Starting a Trucking Company

6 Biggest Mistakes New Trucking Companies Make

At TCS, we’ve helped a lot of folks start up their new trucking company and avoid mistakes. We’ve also come across a good number of cautionary tales. Here’s a quick hit list of those most common mistakes we’ve seen new owners encounter.

1. Failing to incorporate your trucking business before applying for a USDOT and MC number

It may seem a small detail and counter-intuitive to sole-proprietors, but filing your USDOT and MC application under your own name and social security number can actually create more problems than it resolves. It’s not the shortcut to applying that many new trucking business owners think

The Federal Motor Carrier Safety Administration (FMCSA) is an office under the umbrella of the United States Department of Transportation (USDOT.) The FMCSA creates and regulates safety programs for commercial vehicles. Keep this in mind when filing your motor carrier (MC) application: this Federal agency reviews and approved applications for commercial entities, not individuals.

To successfully move through the application process and protect your new trucking company, you’ll need to incorporate your trucking business as a Limited Liability Company (LLC) or other corporation. You’ll likely need to check the availability of your new business name with your secretary of state’s office and file for a fictitious business name.

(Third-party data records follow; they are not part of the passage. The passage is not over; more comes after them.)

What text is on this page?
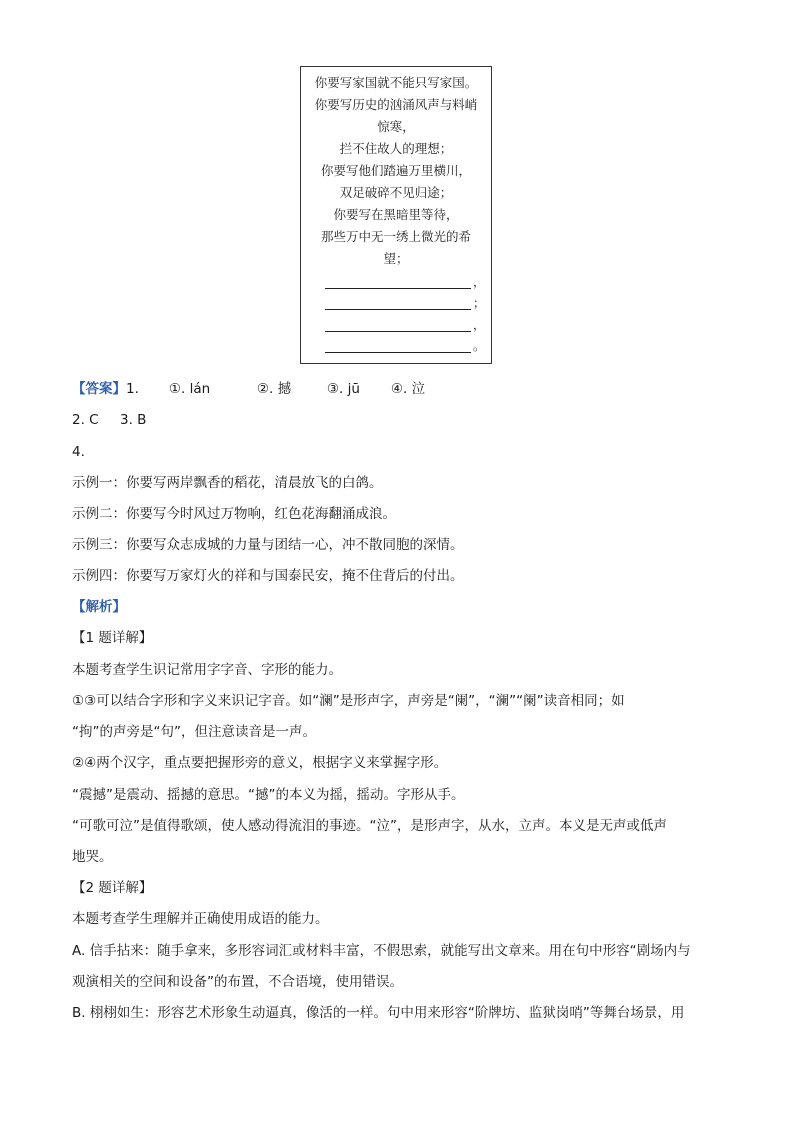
你要写家国就不能只写家国。
你要写历史的汹涌风声与料峭
惊寒，
拦不住故人的理想；
你要写他们踏遍万里横川，
双足破碎不见归途；
你要写在黑暗里等待，
那些万中无一绣上微光的希
望；
，
；
，
。
【答案】1. ①. lán	②. 撼	③. jū ④. 泣
2. C 3. B
4.
示例一：你要写两岸飘香的稻花，清晨放飞的白鸽。
示例二：你要写今时风过万物响，红色花海翻涌成浪。
示例三：你要写众志成城的力量与团结一心，冲不散同胞的深情。
示例四：你要写万家灯火的祥和与国泰民安，掩不住背后的付出。
【解析】
【1 题详解】
本题考查学生识记常用字字音、字形的能力。
①③可以结合字形和字义来识记字音。如“澜”是形声字，声旁是“阑”，“澜”“阑”读音相同；如
“拘”的声旁是“句”，但注意读音是一声。
②④两个汉字，重点要把握形旁的意义，根据字义来掌握字形。
“震撼”是震动、摇撼的意思。“撼”的本义为摇，摇动。字形从手。
“可歌可泣”是值得歌颂，使人感动得流泪的事迹。“泣”，是形声字，从水，立声。本义是无声或低声
地哭。
【2 题详解】
本题考查学生理解并正确使用成语的能力。
A. 信手拈来：随手拿来，多形容词汇或材料丰富，不假思索，就能写出文章来。用在句中形容“剧场内与
观演相关的空间和设备”的布置，不合语境，使用错误。
B. 栩栩如生：形容艺术形象生动逼真，像活的一样。句中用来形容“阶牌坊、监狱岗哨”等舞台场景，用
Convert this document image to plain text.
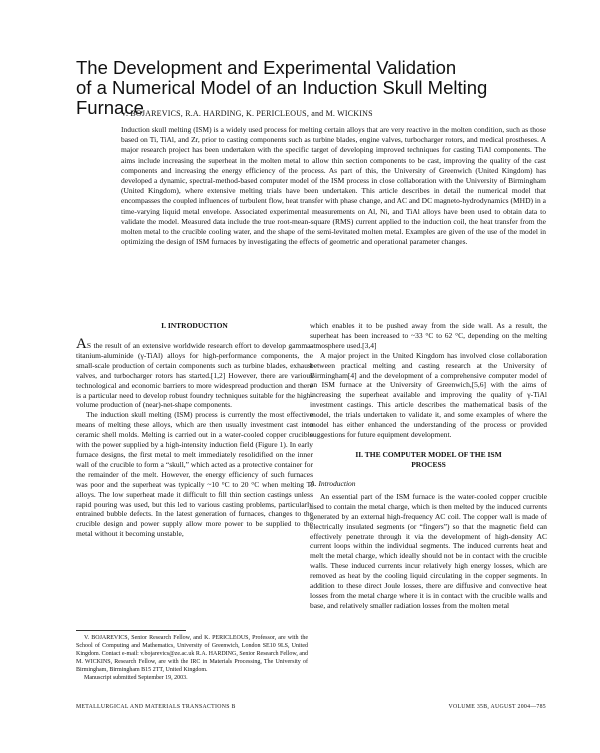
The Development and Experimental Validation
of a Numerical Model of an Induction Skull Melting Furnace
V. BOJAREVICS, R.A. HARDING, K. PERICLEOUS, and M. WICKINS

Induction skull melting (ISM) is a widely used process for melting certain alloys that are very reactive in the molten condition, such as those based on Ti, TiAl, and Zr, prior to casting components such as turbine blades, engine valves, turbocharger rotors, and medical prostheses. A major research project has been undertaken with the specific target of developing improved techniques for casting TiAl components. The aims include increasing the superheat in the molten metal to allow thin section components to be cast, improving the quality of the cast components and increasing the energy efficiency of the process. As part of this, the University of Greenwich (United Kingdom) has developed a dynamic, spectral-method-based computer model of the ISM process in close collaboration with the University of Birmingham (United Kingdom), where extensive melting trials have been undertaken. This article describes in detail the numerical model that encompasses the coupled influences of turbulent flow, heat transfer with phase change, and AC and DC magneto-hydrodynamics (MHD) in a time-varying liquid metal envelope. Associated experimental measurements on Al, Ni, and TiAl alloys have been used to obtain data to validate the model. Measured data include the true root-mean-square (RMS) current applied to the induction coil, the heat transfer from the molten metal to the crucible cooling water, and the shape of the semi-levitated molten metal. Examples are given of the use of the model in optimizing the design of ISM furnaces by investigating the effects of geometric and operational parameter changes.

I. INTRODUCTION

AS the result of an extensive worldwide research effort to develop gamma-titanium-aluminide (γ-TiAl) alloys for high-performance components, the small-scale production of certain components such as turbine blades, exhaust valves, and turbocharger rotors has started.[1,2] However, there are various technological and economic barriers to more widespread production and there is a particular need to develop robust foundry techniques suitable for the high-volume production of (near)-net-shape components.

The induction skull melting (ISM) process is currently the most effective means of melting these alloys, which are then usually investment cast into ceramic shell molds. Melting is carried out in a water-cooled copper crucible with the power supplied by a high-intensity induction field (Figure 1). In early furnace designs, the first metal to melt immediately resolidified on the inner wall of the crucible to form a “skull,” which acted as a protective container for the remainder of the melt. However, the energy efficiency of such furnaces was poor and the superheat was typically ~10 °C to 20 °C when melting Ti alloys. The low superheat made it difficult to fill thin section castings unless rapid pouring was used, but this led to various casting problems, particularly entrained bubble defects. In the latest generation of furnaces, changes to the crucible design and power supply allow more power to be supplied to the metal without it becoming unstable,

which enables it to be pushed away from the side wall. As a result, the superheat has been increased to ~33 °C to 62 °C, depending on the melting atmosphere used.[3,4]

A major project in the United Kingdom has involved close collaboration between practical melting and casting research at the University of Birmingham[4] and the development of a comprehensive computer model of an ISM furnace at the University of Greenwich,[5,6] with the aims of increasing the superheat available and improving the quality of γ-TiAl investment castings. This article describes the mathematical basis of the model, the trials undertaken to validate it, and some examples of where the model has either enhanced the understanding of the process or provided suggestions for future equipment development.

II. THE COMPUTER MODEL OF THE ISM
PROCESS
A. Introduction

An essential part of the ISM furnace is the water-cooled copper crucible used to contain the metal charge, which is then melted by the induced currents generated by an external high-frequency AC coil. The copper wall is made of electrically insulated segments (or “fingers”) so that the magnetic field can effectively penetrate through it via the development of high-density AC current loops within the individual segments. The induced currents heat and melt the metal charge, which ideally should not be in contact with the crucible walls. These induced currents incur relatively high energy losses, which are removed as heat by the cooling liquid circulating in the copper segments. In addition to these direct Joule losses, there are diffusive and convective heat losses from the metal charge where it is in contact with the crucible walls and base, and relatively smaller radiation losses from the molten metal

V. BOJAREVICS, Senior Research Fellow, and K. PERICLEOUS, Professor, are with the School of Computing and Mathematics, University of Greenwich, London SE10 9LS, United Kingdom. Contact e-mail: v.bojarevics@ze.ac.uk R.A. HARDING, Senior Research Fellow, and M. WICKINS, Research Fellow, are with the IRC in Materials Processing, The University of Birmingham, Birmingham B15 2TT, United Kingdom.

Manuscript submitted September 19, 2003.

METALLURGICAL AND MATERIALS TRANSACTIONS B	VOLUME 35B, AUGUST 2004—785
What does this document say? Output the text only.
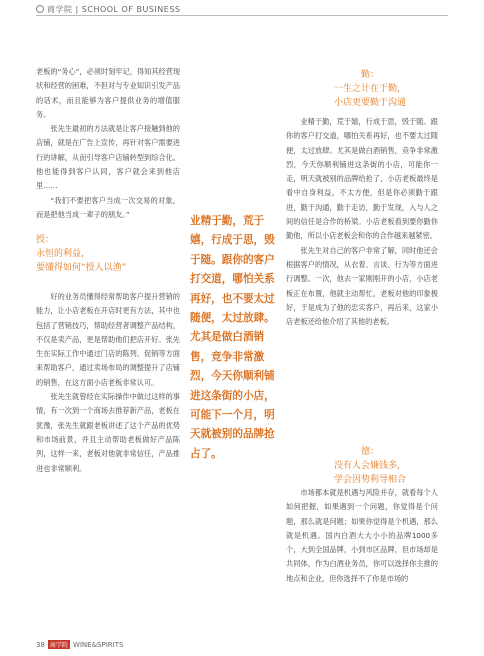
商学院 | SCHOOL OF BUSINESS

老板的“务心”，必须时刻牢记，得知其经营现状和经营的困难，不但对与专业知识引发产品的话术，而且能够为客户提供业务的增值服务。

张先生最初的方法就是让客户接触到他的店铺，就是在广告上宣传，再针对客户需要进行的讲解，从而引导客户店铺转型到综合化。他也能得到客户认同，客户就会来到他店里……

“我们不要把客户当成一次交易的对象，而是把他当成一辈子的朋友。”

授：
永恒的利益，
要懂得如何“授人以渔”

好的业务员懂得经常帮助客户提升营销的能力，让小店老板在开店时更有方法，其中也包括了营销技巧，帮助经营者调整产品结构，不仅是卖产品，更是帮助他们把店开好。张先生在实际工作中通过门店的陈列、促销等方面来帮助客户，通过卖场布局的调整提升了店铺的销售，在这方面小店老板非常认可。

张先生就曾经在实际操作中做过这样的事情，有一次到一个商场去推荐新产品，老板在犹豫，张先生就跟老板讲述了这个产品的优势和市场前景，并且主动帮助老板做好产品陈列，这样一来，老板对他就非常信任，产品推进也非常顺利。

业精于勤，荒于嬉，行成于思，毁于随。跟你的客户打交道，哪怕关系再好，也不要太过随便，太过放肆。尤其是做白酒销售，竞争非常激烈，今天你顺利铺进这条街的小店，可能下一个月，明天就被别的品牌抢占了。
勤：
一生之计在于勤，
小店更要勤于沟通

业精于勤，荒于嬉，行成于思，毁于随。跟你的客户打交道，哪怕关系再好，也不要太过随便，太过放肆。尤其是做白酒销售，竞争非常激烈，今天你顺利铺进这条街的小店，可能你一走，明天就被别的品牌给抢了，小店老板最终是看中自身利益，不太方便，但是你必须勤于跟进，勤于沟通，勤于走访，勤于发现，入与人之间的信任是合作的桥梁。小店老板看到要你勤你勤他，所以小店老板会和你的合作越来越紧密。

张先生对自己的客户非常了解，同时他还会根据客户的情况，从衣着、言谈、行为等方面进行调整。一次，他去一家刚刚开的小店，小店老板正在布置，他就主动帮忙，老板对他的印象极好，于是成为了他的忠实客户，再后来，这家小店老板还给他介绍了其他的老板。

德：
没有人会嫌钱多，
学会因势利导相合

市场都本就是机遇与风险并存，就看每个人如何把握，如果遇到一个问题，你觉得是个问题，那么就是问题；如果你觉得是个机遇，那么就是机遇。国内白酒大大小小的品牌1000多个，大到全国品牌，小到市区品牌，但市场却是共同体，作为白酒业务员，你可以选择你主推的地点和企业，但你选择不了你是市场的

38 商学院 WINE&SPIRITS
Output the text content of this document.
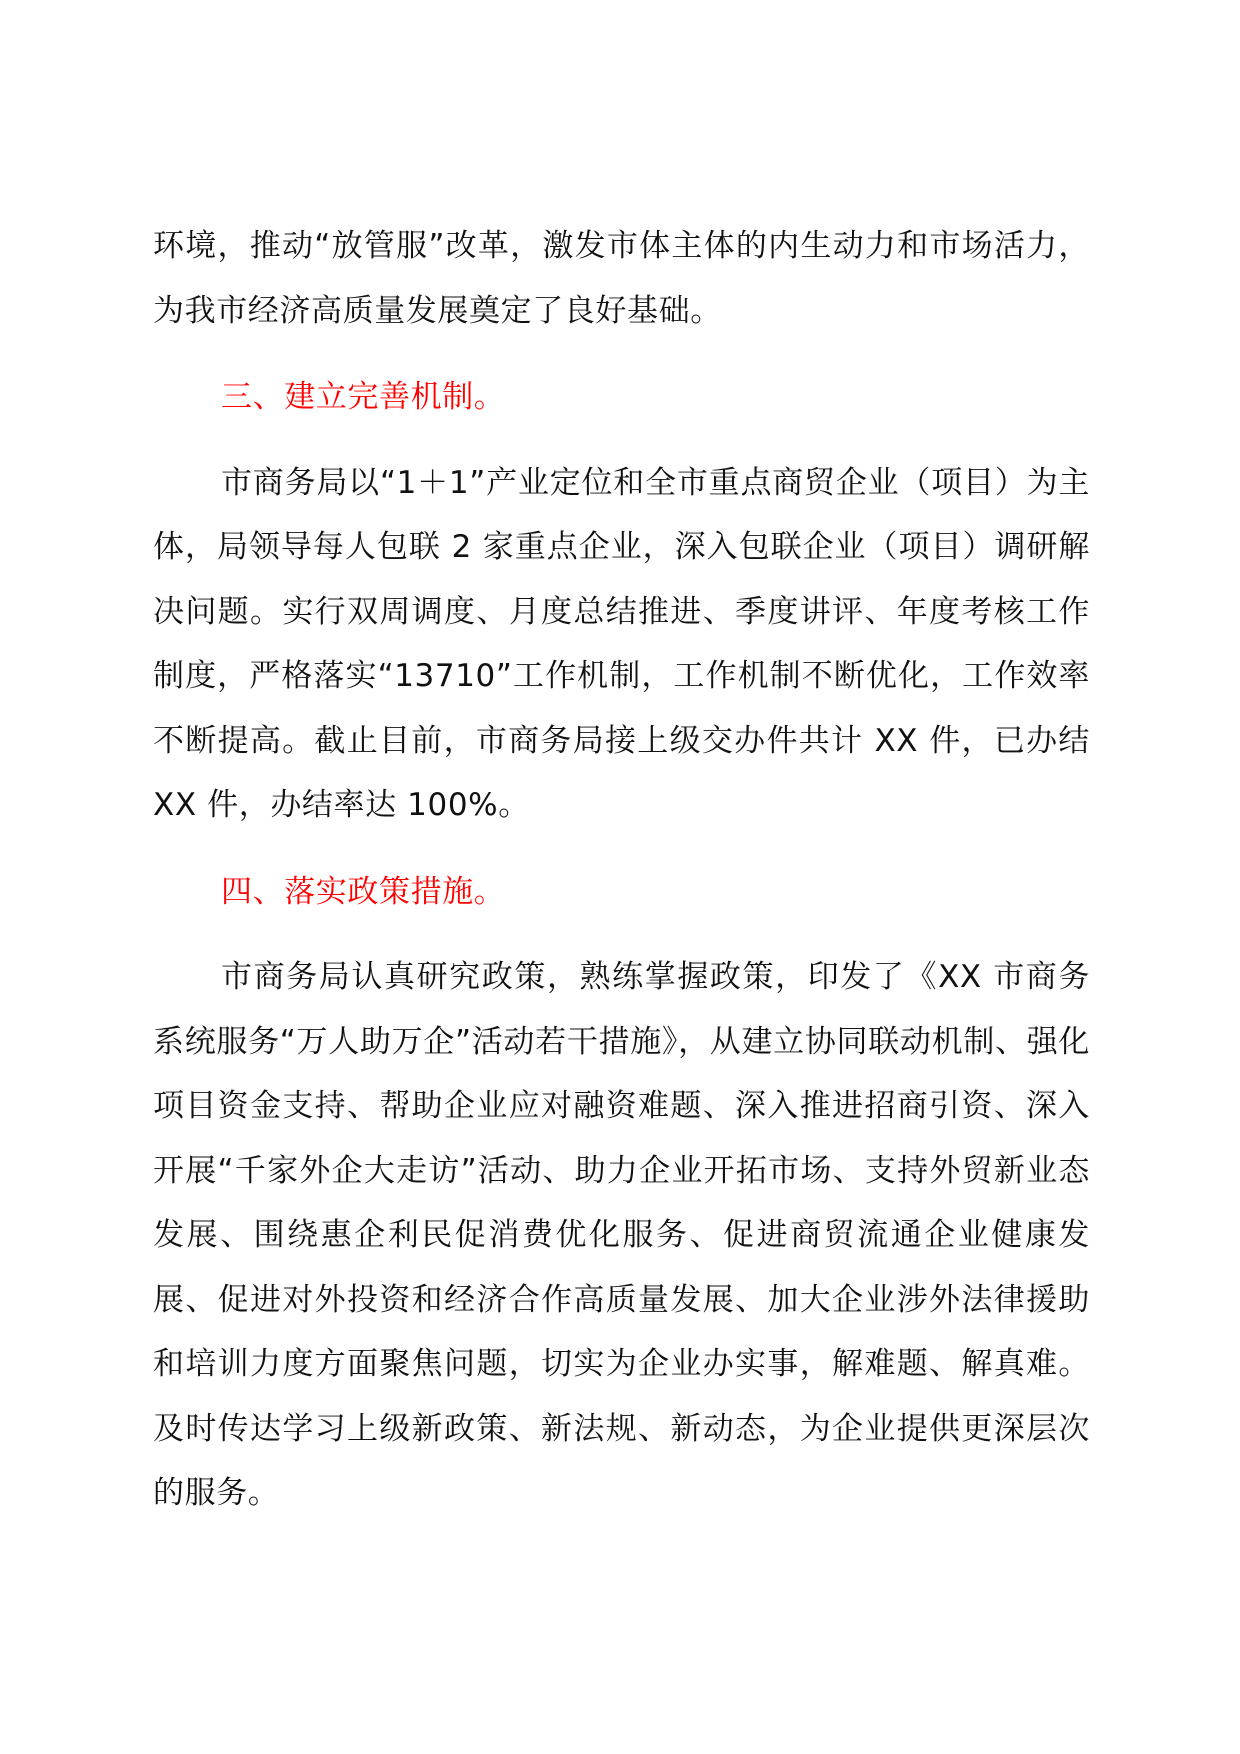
环境，推动“放管服”改革，激发市体主体的内生动力和市场活力，为我市经济高质量发展奠定了良好基础。

三、建立完善机制。

市商务局以“1＋1”产业定位和全市重点商贸企业（项目）为主体，局领导每人包联 2 家重点企业，深入包联企业（项目）调研解决问题。实行双周调度、月度总结推进、季度讲评、年度考核工作制度，严格落实“13710”工作机制，工作机制不断优化，工作效率不断提高。截止目前，市商务局接上级交办件共计 XX 件，已办结 XX 件，办结率达 100%。

四、落实政策措施。

市商务局认真研究政策，熟练掌握政策，印发了《XX 市商务系统服务“万人助万企”活动若干措施》，从建立协同联动机制、强化项目资金支持、帮助企业应对融资难题、深入推进招商引资、深入开展“千家外企大走访”活动、助力企业开拓市场、支持外贸新业态发展、围绕惠企利民促消费优化服务、促进商贸流通企业健康发展、促进对外投资和经济合作高质量发展、加大企业涉外法律援助和培训力度方面聚焦问题，切实为企业办实事，解难题、解真难。及时传达学习上级新政策、新法规、新动态，为企业提供更深层次的服务。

2. Failing to obtain an EIN before applying for a USDOT and MC number

Even if you plan on running your new trucking company as a sole proprietor, you’ll need an Employer Identification Number (EIN) instead of your social security number for the USDOT registration and MC Number applications. An EIN is a nine-digit number the Internal Revenue Service assigns to a business for tax filing and reporting.

Not sure how to obtain your EIN? TCS can help you get set up with an EIN as part of our managed trucking compliance services.

3. Failing to get the MC authorized within the time limit 

Once you complete your application with the USDOT, you’ll be given a USDOT number. This number does not yet authorize you to conduct business or engage in interstate commerce. A common new trucking company mistake is assuming it does.

Along with your new USDOT number, you’ll be issued a PIN. Keep this PIN safe as you will need it to make any changes to your USDOT information on file and will be required to do so any time you make changes to your business (e.g., number of vehicles, types of material hauled, etc.)

What does give you the authority to operate your new trucking company? Your Motor Carrier (MC) number issued by the FMCSA. But here is where we see new operators make a big mistake. They fail to complete the two next steps needed to make that MC number valid within the required timeframe.

Once you are issued an MC number, you have 20 days to file a BOC-3 and prove you have proper insurance. Even completing these requirements takes a bit of patience. It will take approximately 2-3 weeks once you submit the documentation to FMCSA for your operating authority to become active. You should receive your motor carrier authority certificate in the mail approximately four weeks after submitting documentation.

The key takeaway: Unless your MC number is active and your BOC-3 and insurance are on record with the FMCSA, you are not authorized to participate in Interstate Commerce.

4. Breaking the rules

Among other new trucking company mistakes, it’s not enough to have submitted your application for your USDOT and MC Number. You’ll need to have passed the vetting and approval process before taking certain aspects of your trucking business on the road. For example, crossing state lines while for-hire before the MC number is officially active can result in a fine of up to $10,000. 

5. Not being prepared for the next step after submitting an application

Even if you managed to complete all the necessary steps to file an application with the USDOT and FMCSA successfully, a common trucking company mistake is to be woefully unprepared for what comes next.

After the new entrant submits their application to the FMCSA, the agency then confirms that the application is complete. Once considered complete, the agency then vets the company via a Pre-Authorization Safety Audit (PASA) to confirm the safety and security of the new company’s operations.

The goal of the PASA is to confirm that the new company applicant has appropriate safety management systems in place and complies with the critical Federal Motor Carrier Safety Regulations. These regulations include driver licensing standards and controlled substances and alcohol testing, minimum levels of financial responsibility for the motor carrier, inspection repair, and maintenance for safe operations, just to name a few.

6. Not getting professional help when you need it 

So what’s the best way to avoid these new trucking company mistakes – and more? Adopt the Boy Scout motto. Be prepared. It also doesn’t hurt to hire a compliance specialist to help you prepare and avoid those costly missteps. While not as difficult as climbing Mt. Everest, jumping through the right USDOT and FMCSA hoops can be daunting. Having a compliance specialist as a “Sherpa” to help set you up on the right path, and keep you there, can pay off in dividends. A compliance specialist can leverage their cumulative experience to help you get authorized more quickly and start you off with a turnkey process for keeping in compliance moving forward.